The hike itself is pretty spectacular no matter which season I take guests there. The trail is a pleasant loop, up a bluff, and then along the beach on the way back. This past weekend the landscape was as green as I’ve ever seen it.
June 3, 2013
Spring is proceeding at breathless pace, and one of my favorite places to savor the fresh colors and blooms is Bayview Farm and Garden on Whidbey Island. I mark my calendar each year so that I remember to make the trip there when the laburnum arbor is in full glory. The cascading flowers of Golden Chain give the impression that you are sitting under a floral waterfall. The double arbor alone makes Bayview Farm and Garden a worthy destination, but of course, the rest of the nursery is also full of visual treats.
“Fuchsias are among my ninety-nine most favourite flowers. . . . I could go on for hours, and probably shall, one day, about their white petticoats and their crimson ruffs and the incredible grace with which they dispose themselves.”
— Beverley Nichols, Sunlight on the Lawn
March 29, 2013
I have a memory of acid-green tree bark.
Two years ago, while a passenger in a car traveling to Coupeville, Washington, I remember seeing this most unusual color on the trees lining Madrona Way. So on my recent trip to Whidbey Island, I was determined to find them again so that I could photograph the amazing bark.
I did find the trees, the Pacific madrone or madrona, along the winding Madrona Way, but the trunks exhibited a burnt sienna color — no acid green.

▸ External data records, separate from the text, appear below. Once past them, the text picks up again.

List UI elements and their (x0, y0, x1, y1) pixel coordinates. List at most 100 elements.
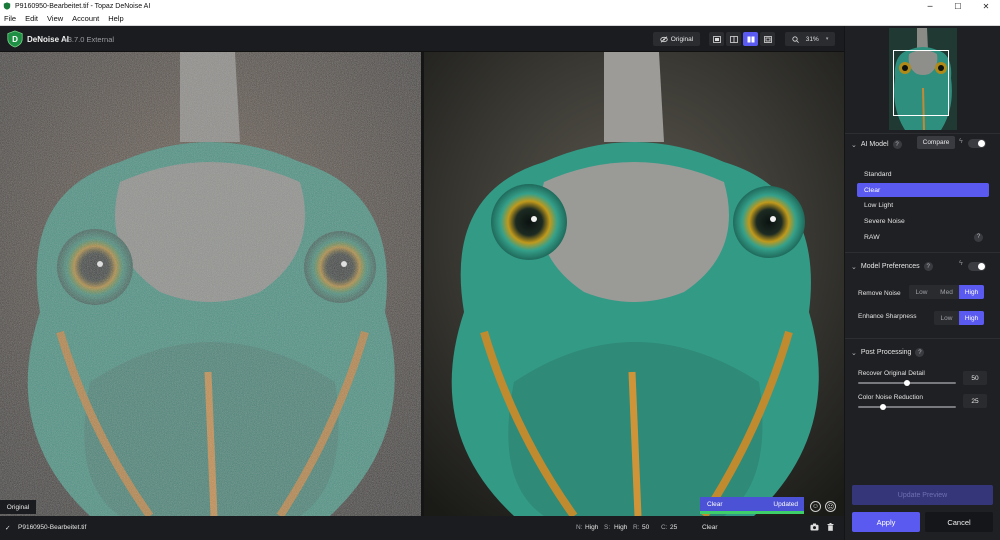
show-original-button[interactable]: Original (653, 32, 700, 46)
remove-noise-label: Remove Noise (858, 290, 901, 297)
help-icon[interactable]: ? (923, 262, 933, 271)
help-icon[interactable]: ? (915, 348, 925, 357)
recover-detail-slider[interactable] (858, 380, 956, 386)
image-viewer[interactable] (0, 52, 844, 516)
model-preferences-header[interactable]: ⌄ Model Preferences ? (851, 262, 933, 271)
color-value: 25 (670, 524, 678, 531)
recover-value: 50 (642, 524, 650, 531)
bolt-icon: ϟ (959, 138, 963, 145)
chevron-down-icon: ⌄ (851, 263, 857, 271)
view-split-button[interactable] (726, 32, 741, 46)
title-bar: P9160950-Bearbeitet.tif - Topaz DeNoise … (0, 0, 1000, 12)
sharpness-value: High (614, 524, 628, 531)
remove-noise-selector: Low Med High (909, 285, 984, 299)
model-option-standard[interactable]: Standard (857, 167, 989, 181)
split-view-icon (729, 35, 738, 43)
file-name[interactable]: P9160950-Bearbeitet.tif (18, 524, 86, 531)
enhance-sharpness-selector: Low High (934, 311, 984, 325)
menu-account[interactable]: Account (68, 14, 104, 23)
original-label: Original (0, 500, 36, 514)
recover-detail-label: Recover Original Detail (858, 370, 925, 377)
status-bar: ✓ P9160950-Bearbeitet.tif N: High S: Hig… (0, 516, 844, 540)
processed-preview[interactable] (424, 52, 844, 516)
status-model: Clear (702, 524, 718, 531)
apply-button[interactable]: Apply (852, 512, 920, 532)
sad-face-icon[interactable]: ☹ (825, 501, 836, 512)
zoom-level: 31% (805, 35, 819, 43)
sharpness-key: S: (604, 524, 611, 531)
chameleon-denoised-image (424, 52, 844, 516)
help-icon[interactable]: ? (974, 232, 983, 242)
cancel-button[interactable]: Cancel (925, 512, 993, 532)
color-noise-label: Color Noise Reduction (858, 394, 924, 401)
model-option-clear[interactable]: Clear (857, 183, 989, 197)
settings-sidebar: ⌄ AI Model ? Compare ϟ Standard Clear Lo… (844, 26, 1000, 540)
remove-noise-low[interactable]: Low (909, 285, 934, 299)
app-name: DeNoise AI (27, 35, 69, 44)
enhance-sharpness-label: Enhance Sharpness (858, 313, 917, 320)
navigator-viewport-box[interactable] (893, 50, 949, 116)
top-toolbar: D DeNoise AI v3.7.0 External Original 31… (0, 26, 844, 52)
model-preferences-toggle[interactable] (968, 262, 986, 271)
denoise-logo-icon: D (7, 30, 23, 48)
recover-detail-input[interactable]: 50 (963, 371, 987, 385)
help-icon[interactable]: ? (892, 140, 902, 149)
window-title: P9160950-Bearbeitet.tif - Topaz DeNoise … (15, 2, 151, 10)
single-view-icon (712, 35, 721, 43)
model-option-severe-noise[interactable]: Severe Noise (857, 214, 989, 228)
model-option-low-light[interactable]: Low Light (857, 198, 989, 212)
compare-button[interactable]: Compare (917, 136, 955, 149)
menu-file[interactable]: File (0, 14, 21, 23)
recover-detail-handle[interactable] (904, 380, 910, 386)
show-original-label: Original (670, 35, 694, 43)
view-grid-button[interactable] (760, 32, 775, 46)
close-button[interactable]: ✕ (972, 0, 1000, 12)
view-side-by-side-button[interactable] (743, 32, 758, 46)
noise-key: N: (576, 524, 583, 531)
color-noise-slider[interactable] (858, 404, 956, 410)
post-processing-title: Post Processing (860, 349, 912, 356)
model-option-raw-label: RAW (864, 233, 880, 241)
ai-model-header[interactable]: ⌄ AI Model ? (851, 140, 902, 149)
navigator-thumbnail[interactable] (889, 28, 957, 130)
preview-status-badge: Clear Updated (700, 497, 804, 514)
post-processing-header[interactable]: ⌄ Post Processing ? (851, 348, 925, 357)
side-by-side-icon (747, 36, 754, 42)
model-preferences-title: Model Preferences (860, 263, 920, 270)
remove-noise-high[interactable]: High (959, 285, 984, 299)
color-noise-handle[interactable] (880, 404, 886, 410)
grid-view-icon (763, 35, 772, 43)
ai-model-toggle[interactable] (968, 139, 986, 148)
ai-model-title: AI Model (860, 141, 889, 148)
chevron-down-icon: ▾ (825, 36, 829, 42)
checkmark-icon: ✓ (5, 525, 11, 532)
app-version: v3.7.0 External (64, 35, 115, 44)
color-key: C: (661, 524, 668, 531)
camera-icon[interactable] (810, 523, 819, 531)
noise-value: High (585, 524, 599, 531)
zoom-control[interactable]: 31% ▾ (785, 32, 835, 46)
svg-text:D: D (12, 35, 18, 44)
color-noise-input[interactable]: 25 (963, 394, 987, 408)
app-icon (3, 2, 11, 10)
view-single-button[interactable] (709, 32, 724, 46)
minimize-button[interactable]: ─ (916, 0, 944, 12)
recover-key: R: (633, 524, 640, 531)
preview-status-label: Updated (773, 501, 798, 508)
menu-edit[interactable]: Edit (21, 14, 43, 23)
menu-view[interactable]: View (43, 14, 68, 23)
bolt-icon: ϟ (959, 260, 963, 267)
trash-icon[interactable] (827, 523, 834, 531)
update-preview-button[interactable]: Update Preview (852, 485, 993, 505)
chevron-down-icon: ⌄ (851, 141, 857, 149)
maximize-button[interactable]: ☐ (944, 0, 972, 12)
enhance-sharpness-low[interactable]: Low (934, 311, 959, 325)
app-window: P9160950-Bearbeitet.tif - Topaz DeNoise … (0, 0, 1000, 540)
smiley-face-icon[interactable]: ☺ (810, 501, 821, 512)
model-option-raw[interactable]: RAW ? (857, 230, 989, 244)
menu-bar: File Edit View Account Help (0, 12, 1000, 26)
menu-help[interactable]: Help (104, 14, 128, 23)
remove-noise-med[interactable]: Med (934, 285, 959, 299)
enhance-sharpness-high[interactable]: High (959, 311, 984, 325)
original-preview[interactable] (0, 52, 421, 516)
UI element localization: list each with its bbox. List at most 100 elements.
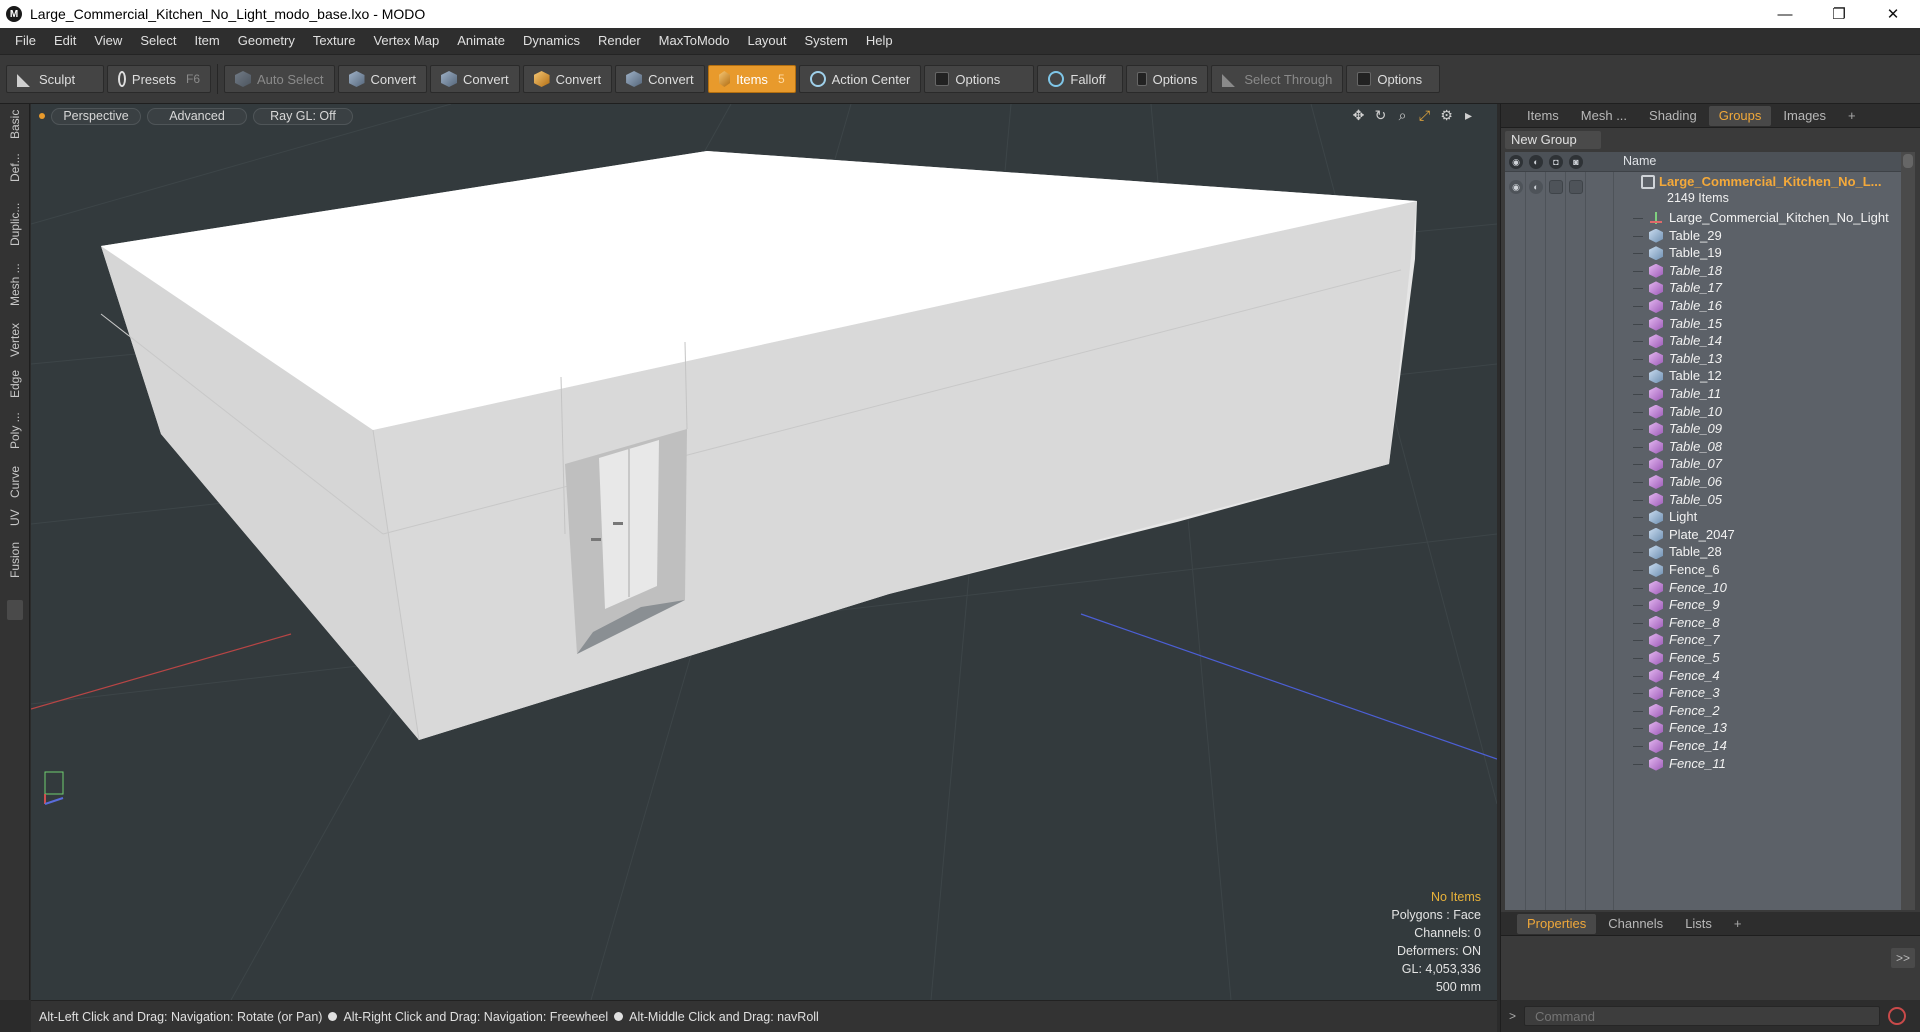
group-visibility-icon[interactable]: ◉ (1509, 180, 1523, 194)
tree-item-row[interactable]: Fence_11 (1505, 754, 1901, 776)
viewport-scene[interactable] (31, 104, 1497, 1000)
tab-duplicate[interactable]: Duplic... (4, 194, 26, 254)
lock-icon[interactable]: ◘ (1549, 155, 1563, 169)
mesh-icon (1649, 263, 1663, 278)
menu-maxtomodo[interactable]: MaxToModo (650, 28, 739, 54)
tree-connector (1633, 341, 1643, 343)
command-input[interactable] (1524, 1006, 1881, 1026)
tab-curve[interactable]: Curve (4, 462, 26, 502)
auto-select-button[interactable]: Auto Select (224, 65, 335, 93)
crosshair-icon (809, 71, 826, 87)
tab-vertex[interactable]: Vertex (4, 318, 26, 362)
items-mode-button[interactable]: Items 5 (707, 65, 796, 93)
group-row[interactable]: ◉ ◐ Large_Commercial_Kitchen_No_L... 214… (1505, 172, 1901, 208)
tab-extra-button[interactable] (7, 600, 23, 620)
mesh-icon (1649, 404, 1663, 419)
toolbar: Sculpt Presets F6 Auto Select Convert Con… (0, 54, 1920, 104)
tree-item-label: Large_Commercial_Kitchen_No_Light (1669, 210, 1889, 225)
fit-icon[interactable]: ⤢ (1416, 107, 1433, 124)
menu-file[interactable]: File (6, 28, 45, 54)
mesh-icon (1649, 387, 1663, 401)
restore-button[interactable]: ❐ (1812, 0, 1866, 28)
group-render-icon[interactable]: ◐ (1529, 180, 1543, 194)
tab-items[interactable]: Items (1517, 106, 1569, 126)
menu-dynamics[interactable]: Dynamics (514, 28, 589, 54)
tab-channels[interactable]: Channels (1598, 914, 1673, 934)
minimize-button[interactable]: — (1758, 0, 1812, 28)
menu-system[interactable]: System (796, 28, 857, 54)
mesh-icon (1649, 563, 1663, 577)
menu-item[interactable]: Item (185, 28, 228, 54)
tab-images[interactable]: Images (1773, 106, 1836, 126)
record-macro-icon[interactable] (1888, 1007, 1907, 1025)
expand-properties-button[interactable]: >> (1891, 948, 1915, 968)
tree-connector (1633, 587, 1643, 589)
menu-select[interactable]: Select (131, 28, 185, 54)
menu-animate[interactable]: Animate (448, 28, 514, 54)
menu-geometry[interactable]: Geometry (229, 28, 304, 54)
restore-icon: ❐ (1832, 6, 1846, 23)
tab-deform[interactable]: Def... (4, 148, 26, 188)
tree-connector (1633, 710, 1643, 712)
render-icon[interactable]: ◐ (1529, 155, 1543, 169)
falloff-button[interactable]: Falloff (1037, 65, 1124, 93)
tab-lists[interactable]: Lists (1675, 914, 1722, 934)
select-through-button[interactable]: Select Through (1211, 65, 1344, 93)
tab-polygon[interactable]: Poly ... (4, 406, 26, 456)
expand-arrow-icon[interactable]: ▸ (1460, 107, 1477, 124)
tab-mesh[interactable]: Mesh ... (4, 258, 26, 312)
convert-button-2[interactable]: Convert (430, 65, 520, 93)
raygl-button[interactable]: Ray GL: Off (253, 107, 353, 125)
action-center-options-button[interactable]: Options (924, 65, 1035, 93)
falloff-options-button[interactable]: Options (1126, 65, 1209, 93)
tree-item-label: Fence_3 (1669, 685, 1720, 701)
zoom-icon[interactable]: ⌕ (1394, 107, 1411, 124)
menu-texture[interactable]: Texture (304, 28, 365, 54)
group-lock-toggle[interactable] (1549, 180, 1563, 194)
convert-button-3[interactable]: Convert (522, 65, 613, 93)
pan-icon[interactable]: ✥ (1350, 107, 1367, 124)
visibility-eye-icon[interactable]: ◉ (1509, 155, 1523, 169)
tab-fusion[interactable]: Fusion (4, 536, 26, 584)
menu-edit[interactable]: Edit (45, 28, 85, 54)
mesh-icon (1649, 580, 1663, 595)
menu-help[interactable]: Help (857, 28, 902, 54)
tree-scrollbar[interactable] (1901, 152, 1915, 910)
action-center-button[interactable]: Action Center (798, 65, 922, 93)
new-group-button[interactable]: New Group (1505, 131, 1601, 149)
tab-uv[interactable]: UV (4, 506, 26, 530)
3d-viewport[interactable]: Perspective Advanced Ray GL: Off ✥ ↻ ⌕ ⤢… (31, 104, 1497, 1000)
tree-connector (1633, 394, 1643, 395)
tab-basic[interactable]: Basic (4, 106, 26, 142)
tab-properties[interactable]: Properties (1517, 913, 1597, 934)
select-icon[interactable]: ◙ (1569, 155, 1583, 169)
tab-edge[interactable]: Edge (4, 366, 26, 402)
sculpt-button[interactable]: Sculpt (6, 65, 104, 93)
gear-icon[interactable]: ⚙ (1438, 107, 1455, 124)
menu-render[interactable]: Render (589, 28, 650, 54)
name-column-header[interactable]: Name (1623, 154, 1656, 168)
tree-connector (1633, 605, 1643, 607)
tab-mesh[interactable]: Mesh ... (1571, 106, 1637, 126)
checkbox-icon (1357, 72, 1372, 86)
shading-mode-button[interactable]: Advanced (147, 107, 247, 125)
tab-shading[interactable]: Shading (1639, 106, 1707, 126)
convert-button-1[interactable]: Convert (337, 65, 428, 93)
mesh-icon (1649, 703, 1663, 718)
menu-bar: File Edit View Select Item Geometry Text… (0, 28, 1920, 54)
menu-layout[interactable]: Layout (738, 28, 795, 54)
menu-view[interactable]: View (85, 28, 131, 54)
tree-item-label: Table_29 (1669, 227, 1722, 243)
convert-button-4[interactable]: Convert (615, 65, 705, 93)
select-options-button[interactable]: Options (1346, 65, 1441, 93)
view-mode-button[interactable]: Perspective (51, 107, 141, 125)
add-tab-icon[interactable]: + (1838, 106, 1866, 126)
tab-groups[interactable]: Groups (1708, 105, 1772, 126)
add-bottom-tab-icon[interactable]: + (1724, 914, 1752, 934)
rotate-icon[interactable]: ↻ (1372, 107, 1389, 124)
presets-button[interactable]: Presets F6 (107, 65, 211, 93)
menu-vertex-map[interactable]: Vertex Map (364, 28, 448, 54)
group-select-toggle[interactable] (1569, 180, 1583, 194)
scrollbar-thumb[interactable] (1903, 154, 1913, 168)
close-button[interactable]: ✕ (1866, 0, 1920, 28)
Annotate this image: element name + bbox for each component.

Could I have mis-remembered? Looking for more information, I came across this Seattle Times article which describes some of the more amazing attributes of this native tree: it’s a “broadleaf evergreen tree” (we think of evergreen trees as having needles) with “bonsai’d branches.” It’s a “cliff hugging” tree, so the winding road along Puget Sound was its natural habitat. And then the article mentioned “pistachio” colored bark. So it seems I might have I remembered correctly after all.
The Times article also introduced me to the local artist David Harrison, who frequently features the madrona tree in work. You can see some of this paintings here.
And here are my photos:
March 20, 2013
This past Saturday I went on a farm tour with the PCC Farmland Trust to see the new lambs at Camelot Downs on Whidbey Island. This was my second visit to this small, organic sheep farm. (You can see an earlier post from February 2011 here.) This year there were 22 lambs, a sure sign of Spring.
Gary and Lois Fisher, owners of Camelot Downs, raise two old breeds of sheep — Romney Marsh and South Down whose heritage strings back to Colonial days. This was their last weekend in their winter coats. Shearing would take place this week.
“The new lambs all have the same little bony body, the same strange combination of fragility and resilience, the same jumpy immediacy. On their suddenly vast green grassy playground, they perform from time to time a startling leap, all four legs in the air, a quiver along the tensed back, a sudden blowing off of the synapses, for no real reason and always followed by a look of bemused horror. Why did my body do that? What is this sensory, jerking, stuttering of which I am a part? Where’s my mother?”
— Adam Nicolson, Sea Room
August 24, 2012
When I have company from out-of-town, I like to take them to Ebey’s Landing, one of my favorite hikes on Whidbey Island. This loop trail provides a perfect slice of Pacific Northwest life — a ferry ride to get there, expansive views of Puget Sound and the Olympic Mountains, bucolic rural scenery, and a beach walk. It’s not too strenuous, and a breeze keeps you cool even on a hot, sunny summer day.
We experienced a special treat on this most recent hike — a plein air artist was working on a landscape in oil pastels. I always love to see artists at work.
June 24, 2011
While we were on Whidbey Island, we stopped at the Bayview Nursery to see the laburnum in bloom. They are stunningly displayed in two arbors. To walk through the golden arches is enchanting.